Like, I remember being excited to get Order of the Phoenix. I was the kind of Harry Potter fan that showed up to the last two book’s midnight releases, as well as the film. I have been “sorted” in costume. I don’t even feel cringe about this because it was fun. The fandom has made the series much cooler than it actually was. (HP famously got kids to read; playing Quidditch in gym was probably the only moment that class was not pure dhukka for me.) I say on this to make the point that my critique of her writing goes with a general appreciation of the series.
She’s a DM with ADHD. What the story is doing doesn’t matter, we’re just vibing. Some of the ideas are so fun and compelling that we’re bound to explore them further (there is some really compelling Left Behind fan fiction.)
The last three books just drop off in quality immensely. I wonder if some aspects of Half Blood Prince and Deathly Hallows are due to “George Lucas” syndrome - the editor can’t say “no” anymore. You can tell she’s trying very hard to make it seem like it was planned - “oh Tom Riddle’s diary was a part of this! Time to come up with a bunch of other McGuffins!”
Harry Potter doesn’t have any overarching narrative in the same ways that Warrior Cats, The Dark is Rising, Deltora Quest, or The Hunger Games series do. I guess you can include Chronicles of Narnia but that “overarching narrative” is literally a metaphor for C S Lewis’s beliefs about world history and religion. (A Horse and His Boy is a book I loathe the the point I seldom engage with the series.)
Voldemort is just a poorly characterized villain. The narrative falls apart because there’s no reason for him to do what he does. This is fine in silly “monster of the week” stories, not overarching narrative stories.
The motivation in the first four books is that he wants to live forever, because everyone kinda does, but he’ll do fucked up and evil things to get there. We can have stories where he is trying to come back but isn’t really a threat, everything is very low stakes.
The last three books try to steer us into the “overarching narrative” course. The big reveals as far as his true character tell us he’s cursed and evil essentially because he’s a mixed race baby, conceived in a rape by someone analogous to “white trash.” He’s insecure of his mixed race status, so he creates a fascistic cult and wants to institute a supremacist authoritarian government.

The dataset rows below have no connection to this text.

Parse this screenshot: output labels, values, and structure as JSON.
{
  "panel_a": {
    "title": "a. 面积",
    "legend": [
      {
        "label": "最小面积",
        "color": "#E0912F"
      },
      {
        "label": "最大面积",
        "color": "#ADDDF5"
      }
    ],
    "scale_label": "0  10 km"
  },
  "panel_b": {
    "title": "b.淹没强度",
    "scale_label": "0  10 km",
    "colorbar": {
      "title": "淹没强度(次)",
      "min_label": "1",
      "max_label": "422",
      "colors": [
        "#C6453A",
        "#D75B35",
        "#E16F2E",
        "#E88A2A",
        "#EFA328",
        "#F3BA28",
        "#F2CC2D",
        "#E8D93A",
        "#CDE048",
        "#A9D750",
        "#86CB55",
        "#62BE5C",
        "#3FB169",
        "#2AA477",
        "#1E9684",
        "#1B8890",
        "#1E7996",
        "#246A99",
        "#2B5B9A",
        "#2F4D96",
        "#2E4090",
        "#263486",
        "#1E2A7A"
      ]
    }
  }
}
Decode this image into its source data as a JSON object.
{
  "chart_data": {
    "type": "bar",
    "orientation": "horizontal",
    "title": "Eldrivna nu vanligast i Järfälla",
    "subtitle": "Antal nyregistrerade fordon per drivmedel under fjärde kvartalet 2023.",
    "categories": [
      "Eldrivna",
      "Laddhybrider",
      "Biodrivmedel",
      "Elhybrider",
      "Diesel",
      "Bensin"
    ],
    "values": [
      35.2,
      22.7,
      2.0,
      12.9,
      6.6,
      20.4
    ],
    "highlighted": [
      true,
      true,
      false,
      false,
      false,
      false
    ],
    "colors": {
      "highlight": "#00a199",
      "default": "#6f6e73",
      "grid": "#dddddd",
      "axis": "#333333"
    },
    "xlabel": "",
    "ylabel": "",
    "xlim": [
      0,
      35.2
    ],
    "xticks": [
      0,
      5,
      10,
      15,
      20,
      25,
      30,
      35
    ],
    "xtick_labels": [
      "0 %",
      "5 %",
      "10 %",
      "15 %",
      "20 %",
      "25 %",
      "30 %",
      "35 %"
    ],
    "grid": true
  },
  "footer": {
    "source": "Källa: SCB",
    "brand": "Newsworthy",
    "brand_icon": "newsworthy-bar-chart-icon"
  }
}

That is a very fascinating and interesting character, but unfortunately Joanne does not understand race at the level of complexity writing that kind of villain requires. She also does not have the kind of grace and empathy for human beings that are required to write such stories. It’s also not what the series was, so the tonal shift comes across as awkward as the time I used a racial slur in a short fiction piece in high school to come across as a serious author.
And when you compare her work to the standards of adult writing: she had to drop the pseudonym on her mystery novel when it wasn’t selling well. Remember how King did that with some pretty good work? Wonder where she got the idea from. She’s not a fan (anymore…)
She’s not a good writer, and I am saying this as someone who likes* the series.